An overlooked mechanism lets energy from lightning reach the highest layers of the atmosphere, where it could threaten the safety of satellites and astronauts.
When lightning occurs, the energy it carries sometimes gives rise to special electromagnetic waves called whistlers, so named because they can be converted to sound signals. For decades, researchers thought lightning-induced whistlers would remain trapped relatively close to Earth’s surface, below about 1000 kilometres.
Now Vikas Sonwalkar and Amani Reddy at the University of Alaska Fairbanks have discovered that some whistlers can bounce off a layer of the atmosphere called the ionosphere, which is filled with charged particles. This enables the waves, and the energy they carry, to reach distances up to 20,000 kilometres above the planet’s surface. That means they can travel deep into the magnetosphere, the region of space dominated by Earth’s magnetic field.

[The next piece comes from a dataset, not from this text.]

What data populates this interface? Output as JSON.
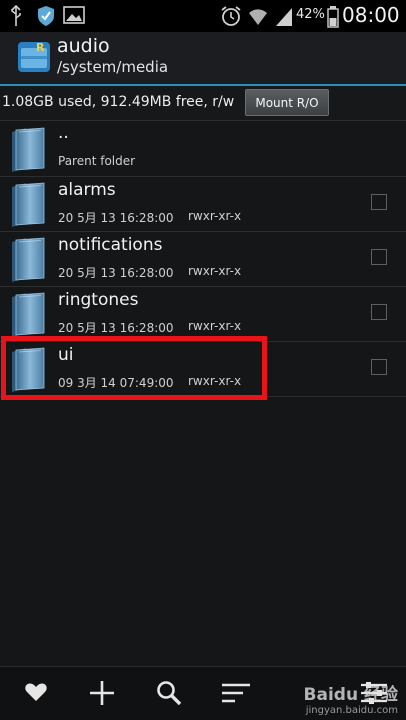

The researchers found evidence of these reflected whistlers in data from the Van Allen Probes, twin robotic spacecraft that measured the magnetosphere between 2012 and 2019. They also saw signatures of this phenomenon in studies published as early as the 1960s. Old and new data all suggest that it is very frequent and happening constantly, says Reddy.
In fact, lightning could be contributing twice as much energy to this area of space as previous estimates indicated, the team says. And this energy charges and accelerates nearby particles, producing electromagnetic radiation that can damage satellites and harm the health of astronauts.
“Lightning was always believed to be a little bit of a smaller player. We haven’t had this data until a decade ago, and we have certainly not been looking at it with this great level of detail,” says Jacob Bortnik at the University of California, Los Angeles. The new work extends an invitation to other researchers to develop a more accurate picture of the magnetosphere, he says.
Establishing the link between lightning and the magnetosphere is also important because changes in Earth’s climate may be making lightning-heavy storms more common, says Sonwalkar.